Constitutional expert Subhash Kashyap said, “She (Banerjee) can become the chief minister. The chief minister is also a minister. The Constitution says he or she can become a minister for six months…a non-member can become a minister, but he or she has to be elected within those six months to continue”
If he or she is not elected at the end of six months, the person “loses the ministership”, Kashyap said.
Yogi Adityanath, for instance, was not an MLA when he took over as Uttar Pradesh CM in 2017 — he was elected an MLC within six months. In fact, both his deputies — Dinesh Sharma and Keshav Prasad Maurya — were elected MLCs along with him within six months.
This is not the first time in recent past that a sitting CM has lost the election and the party has gone on to form the government.
In 2017, Goa CM Laxmikant Parsekar lost from Mandrem seat but BJP went on to form the government with the help of regional outfits such as Goa Forward Party and Maharashtrawadi Gomantak Party and some Independent MLAs.
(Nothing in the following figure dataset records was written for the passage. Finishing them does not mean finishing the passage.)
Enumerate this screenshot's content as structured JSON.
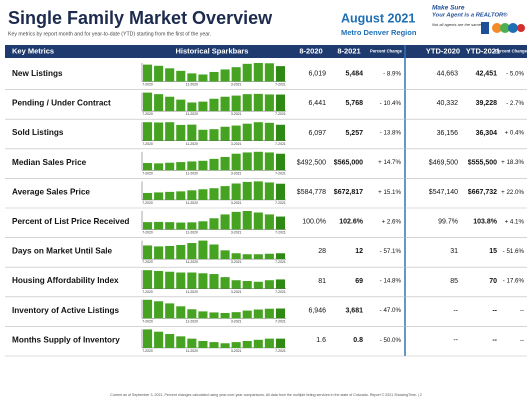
{
  "header": {
    "title": "Single Family Market Overview",
    "subtitle": "Key metrics by report month and for year-to-date (YTD) starting from the first of the year.",
    "month": "August 2021",
    "region": "Metro Denver Region",
    "logo": {
      "line1": "Make Sure",
      "line2": "Your Agent is a REALTOR®",
      "tagline": "Not all agents are the same!"
    }
  },
  "table": {
    "columns": [
      "Key Metrics",
      "Historical Sparkbars",
      "8-2020",
      "8-2021",
      "Percent Change",
      "YTD-2020",
      "YTD-2021",
      "Percent Change"
    ],
    "spark_axis": [
      "7-2020",
      "11-2020",
      "3-2021",
      "7-2021"
    ],
    "rows": [
      {
        "metric": "New Listings",
        "sparkbars": [
          6019,
          5600,
          4700,
          3800,
          2900,
          2500,
          3400,
          4300,
          5100,
          6300,
          6600,
          6500,
          5484
        ],
        "cells": [
          "6,019",
          "5,484",
          "- 8.9%",
          "44,663",
          "42,451",
          "- 5.0%"
        ]
      },
      {
        "metric": "Pending / Under Contract",
        "sparkbars": [
          6441,
          5900,
          5000,
          4000,
          3000,
          3300,
          4300,
          5000,
          5400,
          5900,
          6000,
          5800,
          5768
        ],
        "cells": [
          "6,441",
          "5,768",
          "- 10.4%",
          "40,332",
          "39,228",
          "- 2.7%"
        ]
      },
      {
        "metric": "Sold Listings",
        "sparkbars": [
          6097,
          6000,
          6100,
          5200,
          5300,
          3600,
          3800,
          4600,
          5000,
          5600,
          6100,
          5900,
          5257
        ],
        "cells": [
          "6,097",
          "5,257",
          "- 13.8%",
          "36,156",
          "36,304",
          "+ 0.4%"
        ]
      },
      {
        "metric": "Median Sales Price",
        "sparkbars": [
          492500,
          490000,
          495000,
          500000,
          505000,
          510000,
          525000,
          540000,
          565000,
          575000,
          580000,
          575000,
          565000
        ],
        "cells": [
          "$492,500",
          "$565,000",
          "+ 14.7%",
          "$469,500",
          "$555,500",
          "+ 18.3%"
        ]
      },
      {
        "metric": "Average Sales Price",
        "sparkbars": [
          584778,
          590000,
          595000,
          600000,
          610000,
          620000,
          630000,
          650000,
          675000,
          690000,
          695000,
          685000,
          672817
        ],
        "cells": [
          "$584,778",
          "$672,817",
          "+ 15.1%",
          "$547,140",
          "$667,732",
          "+ 22.0%"
        ]
      },
      {
        "metric": "Percent of List Price Received",
        "sparkbars": [
          100.0,
          100.1,
          100.0,
          99.8,
          99.9,
          100.4,
          101.8,
          103.6,
          104.8,
          105.2,
          104.5,
          103.6,
          102.6
        ],
        "cells": [
          "100.0%",
          "102.6%",
          "+ 2.6%",
          "99.7%",
          "103.8%",
          "+ 4.1%"
        ]
      },
      {
        "metric": "Days on Market Until Sale",
        "sparkbars": [
          28,
          26,
          27,
          29,
          33,
          38,
          30,
          18,
          12,
          10,
          10,
          11,
          12
        ],
        "cells": [
          "28",
          "12",
          "- 57.1%",
          "31",
          "15",
          "- 51.6%"
        ]
      },
      {
        "metric": "Housing Affordability Index",
        "sparkbars": [
          81,
          80,
          79,
          78,
          78,
          77,
          76,
          72,
          68,
          67,
          66,
          68,
          69
        ],
        "cells": [
          "81",
          "69",
          "- 14.8%",
          "85",
          "70",
          "- 17.6%"
        ]
      },
      {
        "metric": "Inventory of Active Listings",
        "sparkbars": [
          6946,
          6400,
          5600,
          4500,
          3400,
          2600,
          2200,
          2000,
          2300,
          2900,
          3300,
          3600,
          3681
        ],
        "cells": [
          "6,946",
          "3,681",
          "- 47.0%",
          "--",
          "--",
          "--"
        ]
      },
      {
        "metric": "Months Supply of Inventory",
        "sparkbars": [
          1.6,
          1.4,
          1.2,
          1.0,
          0.8,
          0.6,
          0.5,
          0.4,
          0.5,
          0.6,
          0.7,
          0.8,
          0.8
        ],
        "cells": [
          "1.6",
          "0.8",
          "- 50.0%",
          "--",
          "--",
          "--"
        ]
      }
    ]
  },
  "footer": "Current as of September 3, 2021. Percent changes calculated using year-over-year comparisons. All data from the multiple listing services in the state of Colorado. Report © 2021 ShowingTime. | 2"
}
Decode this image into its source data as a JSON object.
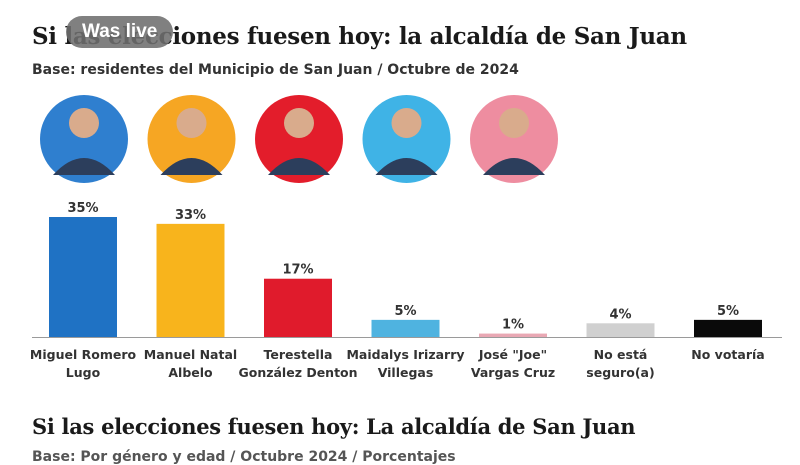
{
  "overlay": {
    "badge_label": "Was live"
  },
  "chart_data": {
    "type": "bar",
    "title": "Si las elecciones fuesen hoy: la alcaldía de San Juan",
    "subtitle": "Base: residentes del Municipio de San Juan / Octubre de 2024",
    "categories": [
      [
        "Miguel Romero",
        "Lugo"
      ],
      [
        "Manuel Natal",
        "Albelo"
      ],
      [
        "Terestella",
        "González Denton"
      ],
      [
        "Maidalys Irizarry",
        "Villegas"
      ],
      [
        "José \"Joe\"",
        "Vargas Cruz"
      ],
      [
        "No está",
        "seguro(a)"
      ],
      [
        "No votaría"
      ]
    ],
    "values": [
      35,
      33,
      17,
      5,
      1,
      4,
      5
    ],
    "value_labels": [
      "35%",
      "33%",
      "17%",
      "5%",
      "1%",
      "4%",
      "5%"
    ],
    "colors": [
      "#1f72c4",
      "#f8b41c",
      "#e01b2c",
      "#4fb3e0",
      "#e9a8b4",
      "#d0d0d0",
      "#0a0a0a"
    ],
    "avatar_colors": [
      "#2f7fcf",
      "#f6a623",
      "#e31d2b",
      "#3fb3e6",
      "#ee8da0"
    ],
    "unit": "%",
    "ylim": [
      0,
      35
    ],
    "legend": "none",
    "grid": false
  },
  "next_section": {
    "title": "Si las elecciones fuesen hoy: La alcaldía de San Juan",
    "subtitle": "Base: Por género y edad / Octubre 2024 / Porcentajes"
  }
}
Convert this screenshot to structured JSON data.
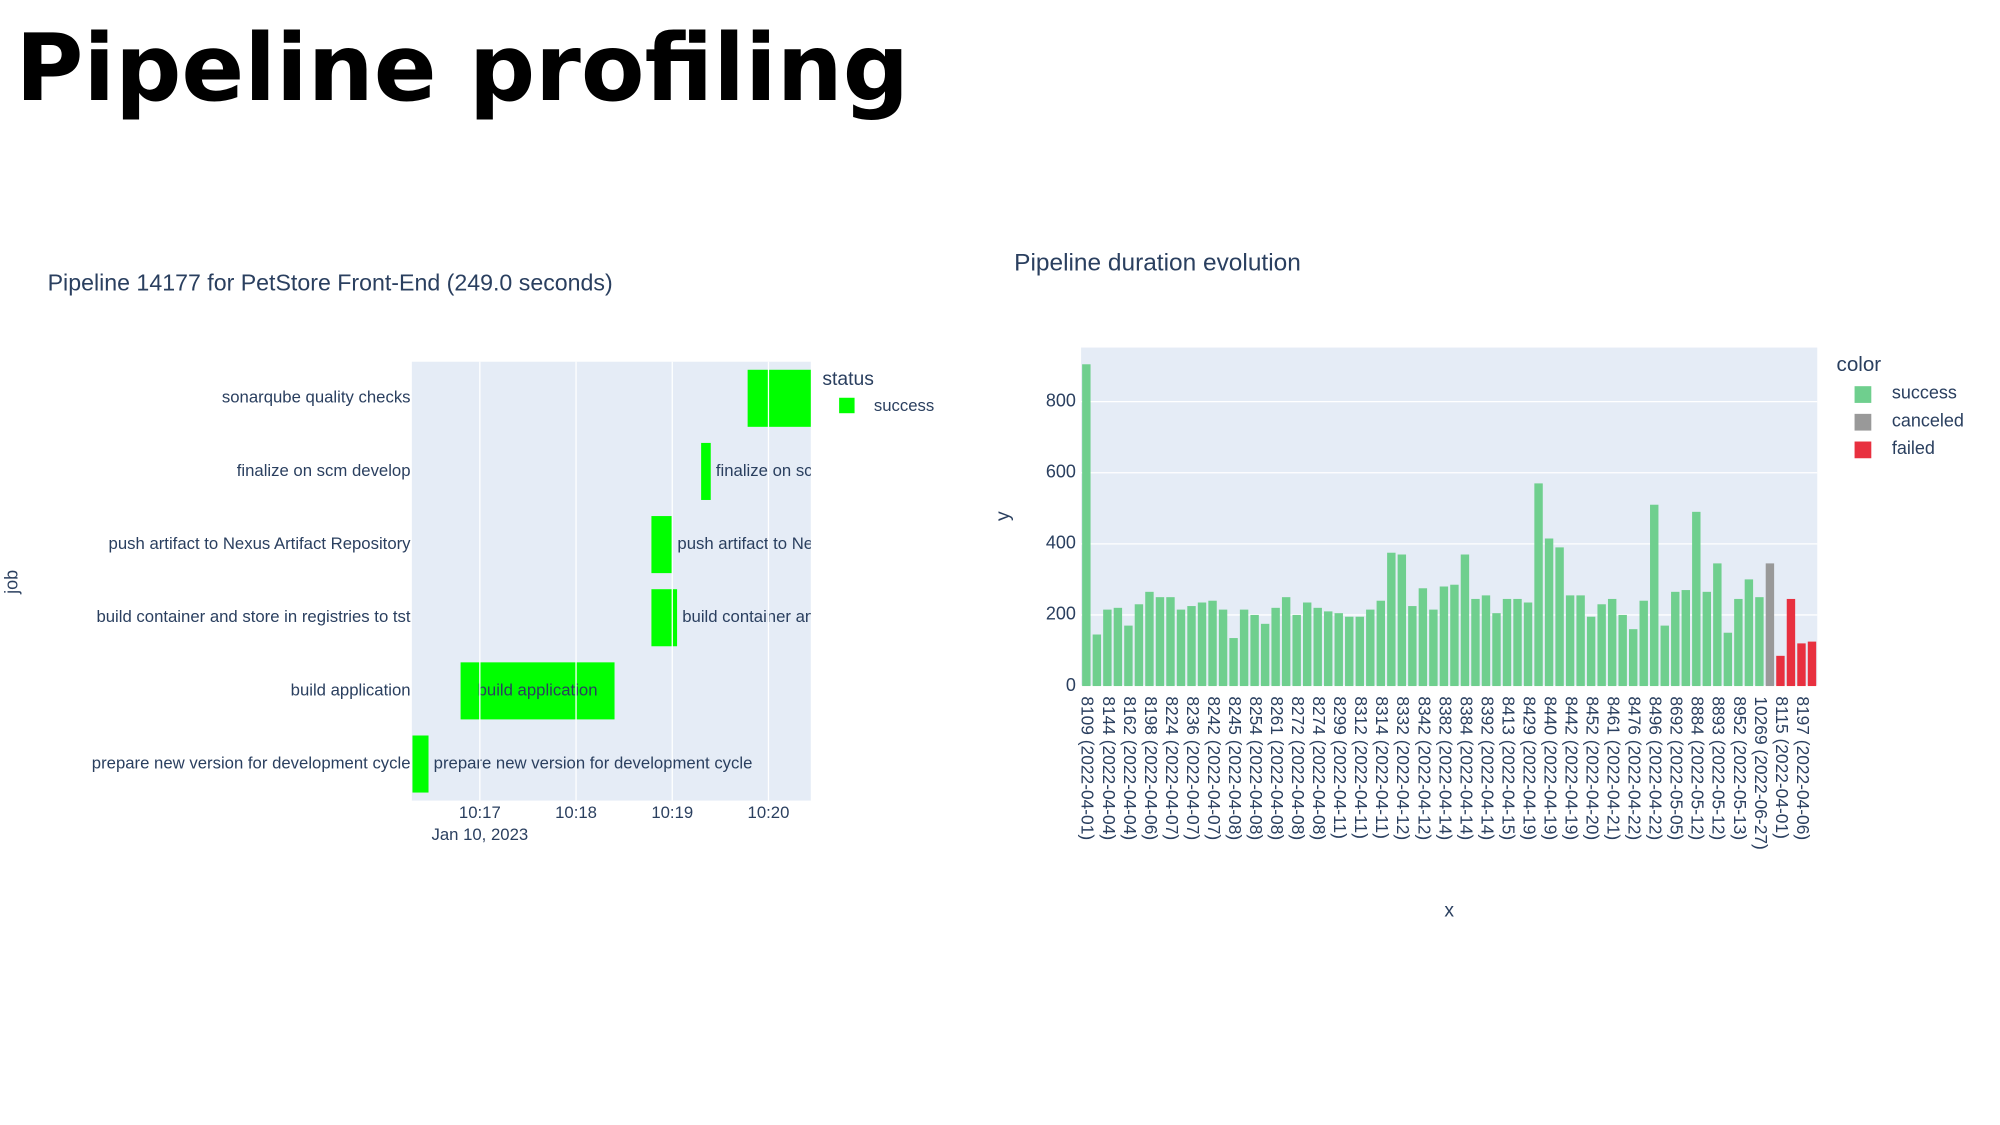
{
  "slide_title": "Pipeline profiling",
  "chart_data": [
    {
      "type": "timeline",
      "title": "Pipeline 14177 for PetStore Front-End (249.0 seconds)",
      "y_label": "job",
      "categories": [
        "prepare new version for development cycle",
        "build application",
        "build container and store in registries to tst",
        "push artifact to Nexus Artifact Repository",
        "finalize on scm develop",
        "sonarqube quality checks"
      ],
      "start": [
        "2023-01-10T10:16:18",
        "2023-01-10T10:16:48",
        "2023-01-10T10:18:47",
        "2023-01-10T10:18:47",
        "2023-01-10T10:19:18",
        "2023-01-10T10:19:47"
      ],
      "end": [
        "2023-01-10T10:16:28",
        "2023-01-10T10:18:24",
        "2023-01-10T10:19:03",
        "2023-01-10T10:19:00",
        "2023-01-10T10:19:24",
        "2023-01-10T10:20:27"
      ],
      "color": "#00ff00",
      "legend_title": "status",
      "legend_entry": "success",
      "xlim": [
        "2023-01-10T10:16:17.6",
        "2023-01-10T10:20:26.4"
      ],
      "xticks": [
        {
          "value": "2023-01-10T10:17:00",
          "label": "10:17"
        },
        {
          "value": "2023-01-10T10:18:00",
          "label": "10:18"
        },
        {
          "value": "2023-01-10T10:19:00",
          "label": "10:19"
        },
        {
          "value": "2023-01-10T10:20:00",
          "label": "10:20"
        }
      ],
      "x_date_label": "Jan 10, 2023",
      "grid": true
    },
    {
      "type": "bar",
      "title": "Pipeline duration evolution",
      "x_label": "x",
      "y_label": "y",
      "legend_title": "color",
      "categories": [
        "8109 (2022-04-01)",
        null,
        "8144 (2022-04-04)",
        null,
        "8162 (2022-04-04)",
        null,
        "8198 (2022-04-06)",
        null,
        "8224 (2022-04-07)",
        null,
        "8236 (2022-04-07)",
        null,
        "8242 (2022-04-07)",
        null,
        "8245 (2022-04-08)",
        null,
        "8254 (2022-04-08)",
        null,
        "8261 (2022-04-08)",
        null,
        "8272 (2022-04-08)",
        null,
        "8274 (2022-04-08)",
        null,
        "8299 (2022-04-11)",
        null,
        "8312 (2022-04-11)",
        null,
        "8314 (2022-04-11)",
        null,
        "8332 (2022-04-12)",
        null,
        "8342 (2022-04-12)",
        null,
        "8382 (2022-04-14)",
        null,
        "8384 (2022-04-14)",
        null,
        "8392 (2022-04-14)",
        null,
        "8413 (2022-04-15)",
        null,
        "8429 (2022-04-19)",
        null,
        "8440 (2022-04-19)",
        null,
        "8442 (2022-04-19)",
        null,
        "8452 (2022-04-20)",
        null,
        "8461 (2022-04-21)",
        null,
        "8476 (2022-04-22)",
        null,
        "8496 (2022-04-22)",
        null,
        "8692 (2022-05-05)",
        null,
        "8884 (2022-05-12)",
        null,
        "8893 (2022-05-12)",
        null,
        "8952 (2022-05-13)",
        null,
        "10269 (2022-06-27)",
        null,
        "8115 (2022-04-01)",
        null,
        "8197 (2022-04-06)",
        null
      ],
      "series": [
        {
          "name": "success",
          "color": "#6fcf8e",
          "values": [
            905,
            145,
            215,
            220,
            170,
            230,
            265,
            250,
            250,
            215,
            225,
            235,
            240,
            215,
            135,
            215,
            200,
            175,
            220,
            250,
            200,
            235,
            220,
            210,
            205,
            195,
            195,
            215,
            240,
            375,
            370,
            225,
            275,
            215,
            280,
            285,
            370,
            245,
            255,
            205,
            245,
            245,
            235,
            570,
            415,
            390,
            255,
            255,
            195,
            230,
            245,
            200,
            160,
            240,
            510,
            170,
            265,
            270,
            490,
            265,
            345,
            150,
            245,
            300,
            250,
            null,
            null,
            null,
            null,
            null
          ]
        },
        {
          "name": "canceled",
          "color": "#999999",
          "values": [
            null,
            null,
            null,
            null,
            null,
            null,
            null,
            null,
            null,
            null,
            null,
            null,
            null,
            null,
            null,
            null,
            null,
            null,
            null,
            null,
            null,
            null,
            null,
            null,
            null,
            null,
            null,
            null,
            null,
            null,
            null,
            null,
            null,
            null,
            null,
            null,
            null,
            null,
            null,
            null,
            null,
            null,
            null,
            null,
            null,
            null,
            null,
            null,
            null,
            null,
            null,
            null,
            null,
            null,
            null,
            null,
            null,
            null,
            null,
            null,
            null,
            null,
            null,
            null,
            null,
            345,
            null,
            null,
            null,
            null
          ]
        },
        {
          "name": "failed",
          "color": "#e8303f",
          "values": [
            null,
            null,
            null,
            null,
            null,
            null,
            null,
            null,
            null,
            null,
            null,
            null,
            null,
            null,
            null,
            null,
            null,
            null,
            null,
            null,
            null,
            null,
            null,
            null,
            null,
            null,
            null,
            null,
            null,
            null,
            null,
            null,
            null,
            null,
            null,
            null,
            null,
            null,
            null,
            null,
            null,
            null,
            null,
            null,
            null,
            null,
            null,
            null,
            null,
            null,
            null,
            null,
            null,
            null,
            null,
            null,
            null,
            null,
            null,
            null,
            null,
            null,
            null,
            null,
            null,
            null,
            85,
            245,
            120,
            125
          ]
        }
      ],
      "ylim": [
        0,
        952
      ],
      "yticks": [
        0,
        200,
        400,
        600,
        800
      ],
      "grid": true
    }
  ]
}
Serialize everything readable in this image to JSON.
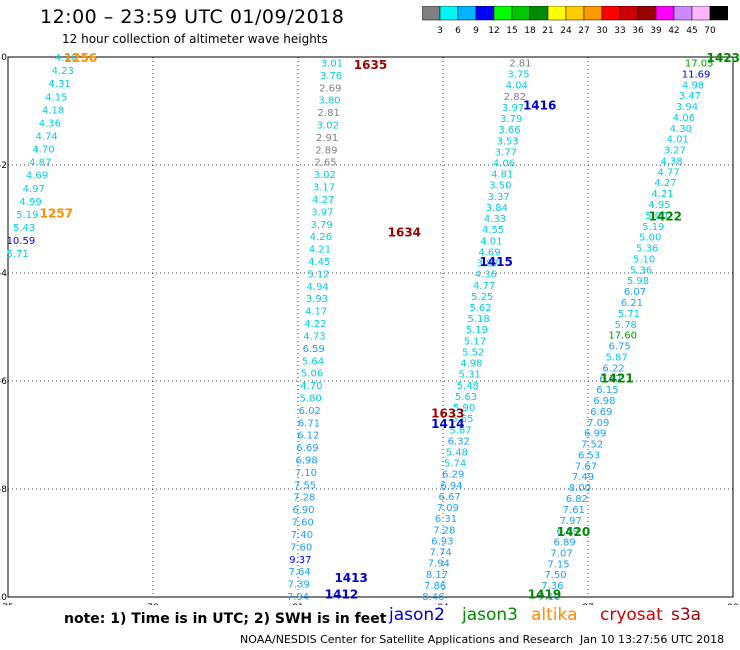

But BJP did not make Parsekar the chief minister; instead, it sent then Defence Minister, late Manohar Parikkar, to take over the reins in Goa.
Another interesting situation came up in Jharkhand in 2009, when CM Shibu Soren lost in a by-election — perhaps the second time an incumbent CM has lost in a bypoll.
In 1970, then Uttar Pradesh CM Tribhuvan Narayan Singh had lost a by-election, and had to subsequently resign. Soren’s defeat, however, had resulted in imposition of President’s Rule in Jharkhand.
There are several instances of CM hopefuls losing elections, and their party winning. In 2017, BJP’s CM candidate in Himachal Pradesh, Prem Kumar Dhumal, lost while his party won the election.
In 2014, the BJP won in Jharkhand but Arjun Munda, who was the front-runner for the post of CM, lost. In 1996 Kerala Assembly elections, the biggest surprise was the defeat of CPI(M) veteran V S Achuthanandan in Mararikulam Assembly constituency — he was tipped to be the LDF’s chief minister candidate.